Sumitomo Mitsui Financial Group Inc.'s lending unit has agreed to raise salaries for the first time in 19 years as an economic recovery spurs profit at Japan's second-largest bank by market value.
The company will increase base pay by 0.5 percent in the coming financial year starting Tuesday, in line with a request by its labor union, a spokesman for Sumitomo Mitsui Banking Corp. said Thursday. Bonuses will also rise, by 5 percent, he added.
The bank follows manufacturers from Toyota Motor Corp. to Hitachi Ltd. in increasing pay as Prime Minister Shinzo Abe calls for companies to boost wages to help sustain the economy's rebound. Without higher incomes, Japanese households face declining spending power as the artificial inflation being stoked by the Bank of Japan's aggressive monetary easing program takes hold, and the sales tax rises 3 points next month.
Japanese banks halted salary increases in the mid-1990s, when bad loans soared and deflation began plaguing the economy after a stock and property market bubble imploded.
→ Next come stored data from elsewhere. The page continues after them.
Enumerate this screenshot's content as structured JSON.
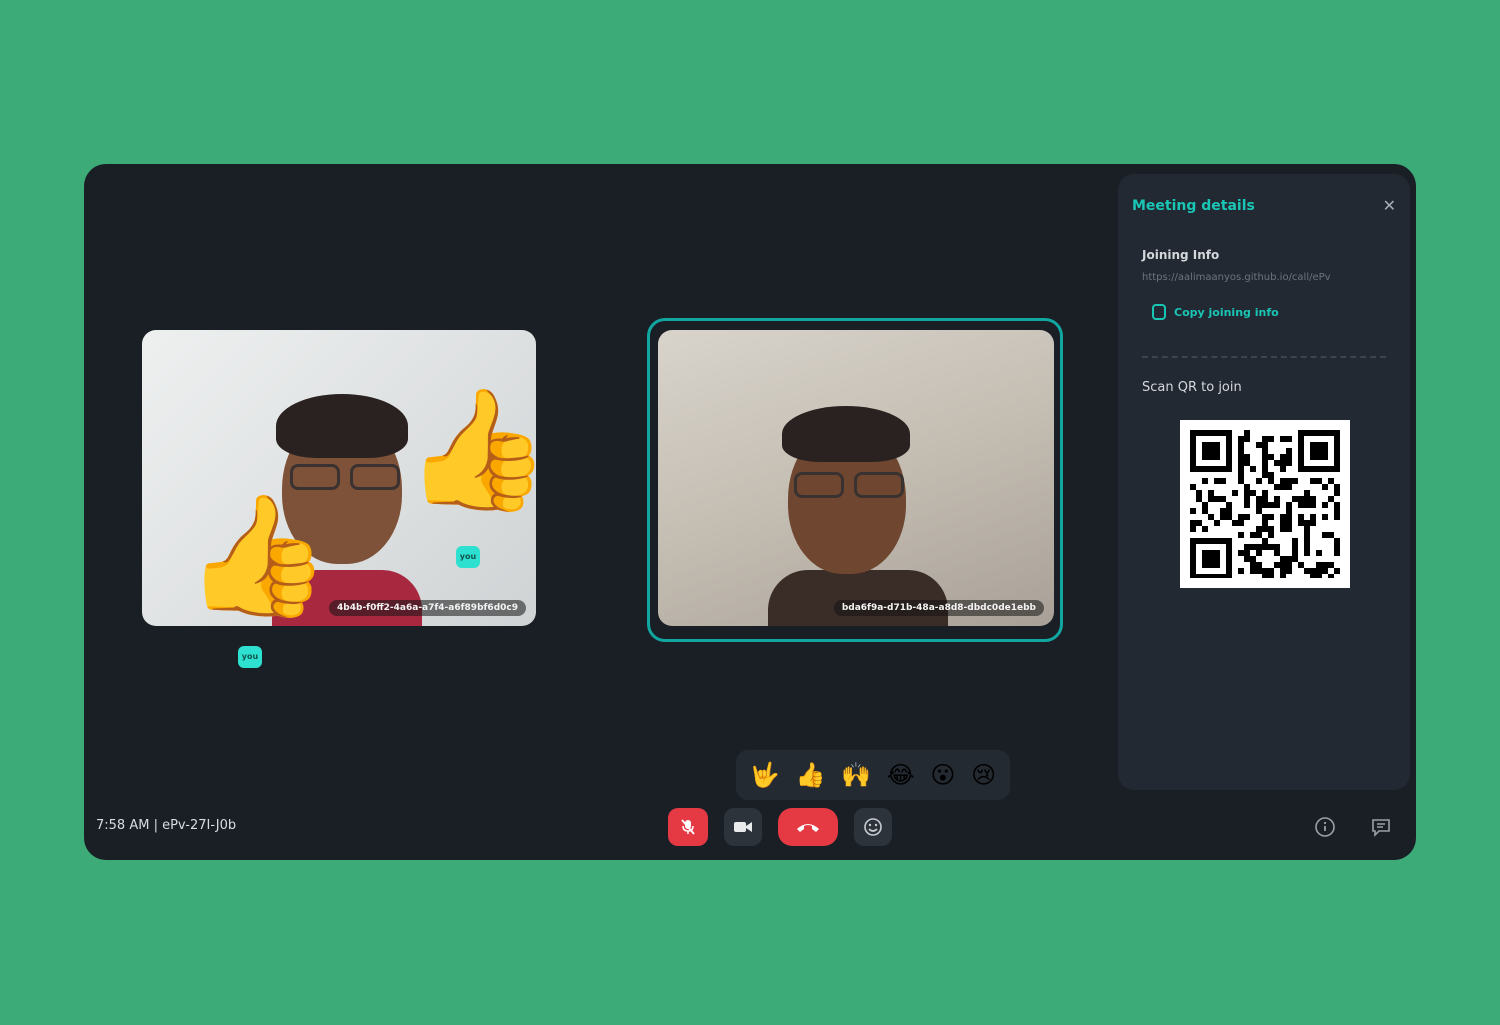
{
  "panel": {
    "title": "Meeting details",
    "joining_label": "Joining Info",
    "joining_url": "https://aalimaanyos.github.io/call/ePv",
    "copy_label": "Copy joining info",
    "scan_label": "Scan QR to join"
  },
  "participants": [
    {
      "name": "4b4b-f0ff2-4a6a-a7f4-a6f89bf6d0c9"
    },
    {
      "name": "bda6f9a-d71b-48a-a8d8-dbdc0de1ebb"
    }
  ],
  "badges": [
    "you",
    "you"
  ],
  "reactions": [
    "🤟",
    "👍",
    "🙌",
    "😂",
    "😮",
    "😢"
  ],
  "status": "7:58 AM | ePv-27I-J0b",
  "floating_emojis": [
    "👍",
    "👍"
  ],
  "colors": {
    "accent": "#19c5b4",
    "danger": "#e53a43",
    "background": "#3dab78"
  },
  "icons": {
    "mic": "mic-off-icon",
    "cam": "video-camera-icon",
    "end": "phone-hangup-icon",
    "emoji": "smiley-icon",
    "info": "info-icon",
    "chat": "chat-icon",
    "close": "close-icon",
    "copy": "copy-icon"
  }
}
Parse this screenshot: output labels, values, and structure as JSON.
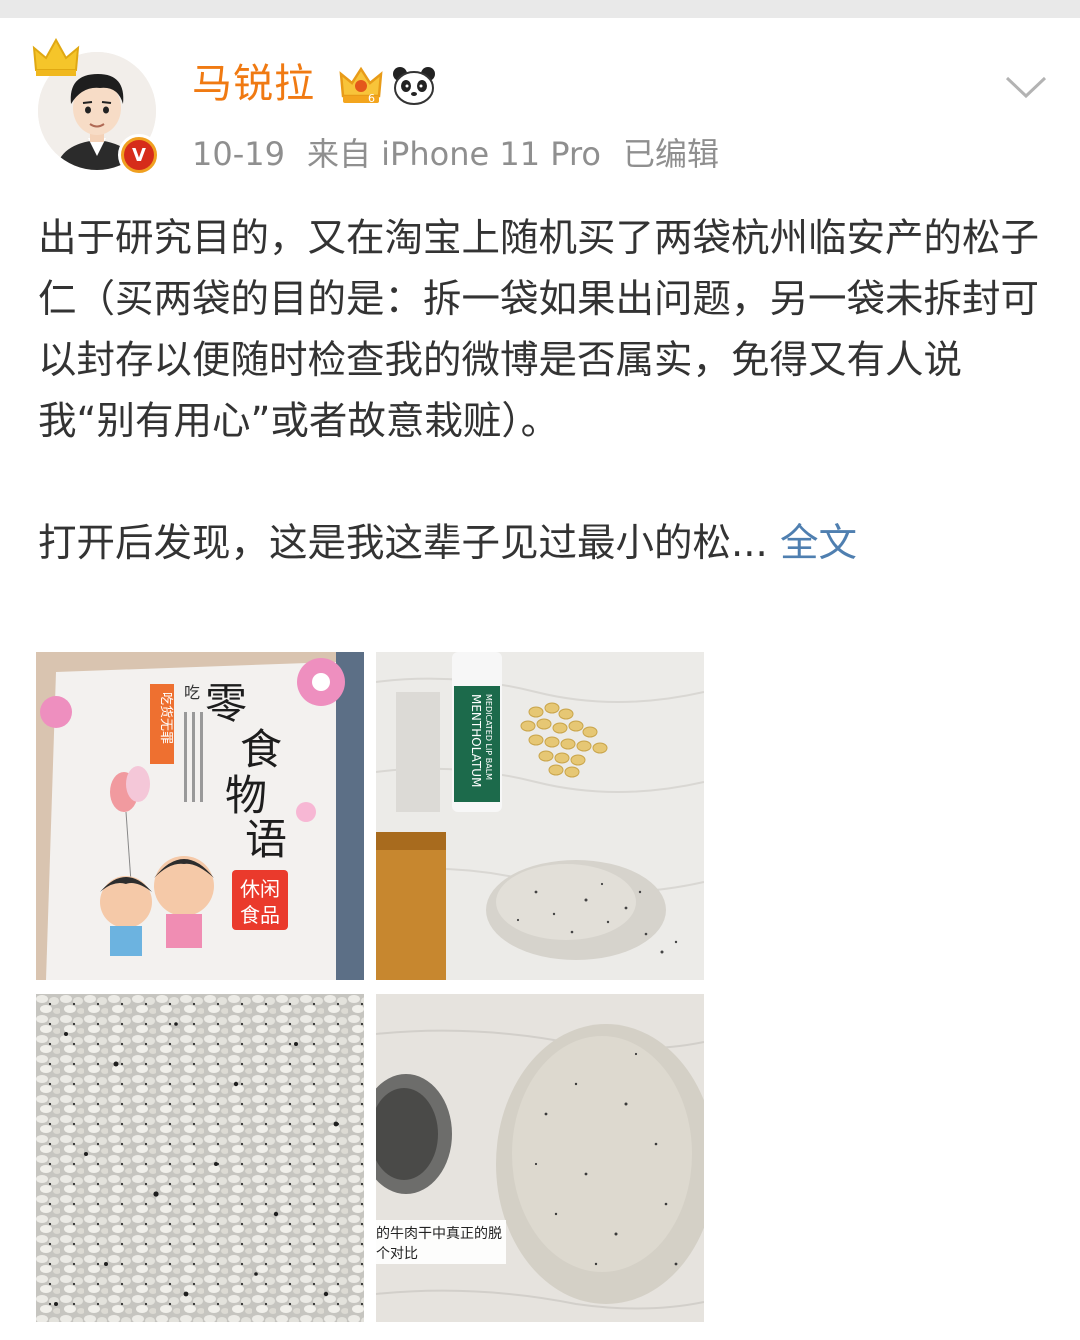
{
  "post": {
    "author": {
      "name": "马锐拉",
      "verified_mark": "V"
    },
    "time": "10-19",
    "source": "来自 iPhone 11 Pro",
    "edited": "已编辑",
    "text_paragraph_1": "出于研究目的，又在淘宝上随机买了两袋杭州临安产的松子仁（买两袋的目的是：拆一袋如果出问题，另一袋未拆封可以封存以便随时检查我的微博是否属实，免得又有人说我“别有用心”或者故意栽赃）。",
    "text_paragraph_2": "打开后发现，这是我这辈子见过最小的松...",
    "more_link": "全文",
    "images": [
      {
        "kind": "snack-bag",
        "title_chars": [
          "零",
          "食",
          "物",
          "语"
        ],
        "side_label": "吃货无罪",
        "top_label": "吃",
        "badge_line1": "休闲",
        "badge_line2": "食品"
      },
      {
        "kind": "lipbalm-and-nuts",
        "lipbalm_line1": "MENTHOLATUM",
        "lipbalm_line2": "MEDICATED LIP BALM"
      },
      {
        "kind": "closeup-grains"
      },
      {
        "kind": "comparison",
        "caption_line1": "的牛肉干中真正的脱",
        "caption_line2": "个对比"
      }
    ]
  },
  "icons": {
    "crown": "crown-icon",
    "member": "member-crown-icon",
    "panda": "panda-icon",
    "chevron": "chevron-down-icon"
  },
  "colors": {
    "username": "#f07a12",
    "link": "#4f7fb0",
    "meta": "#8f8f8f",
    "body_text": "#333333"
  }
}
The 2008 global financial crisis further deterred lenders from raising pay as lenders focused on bolstering capital and restoring profits.
Mitsubishi UFJ Financial Group Inc., Sumitomo Mitsui and Mizuho Financial Group Inc. achieved 91 percent of their combined annual profit target in the first nine months of the year ending Monday.
Combined net income totaled ¥2.1 trillion, close to their full-year goal of ¥2.26 trillion, which would be the most since the three-megabank regime formed in 2005. Sumitomo Mitsui's nine-month profit totaled ¥704.7 billion, 94 percent of its full-year forecast of ¥750 billion.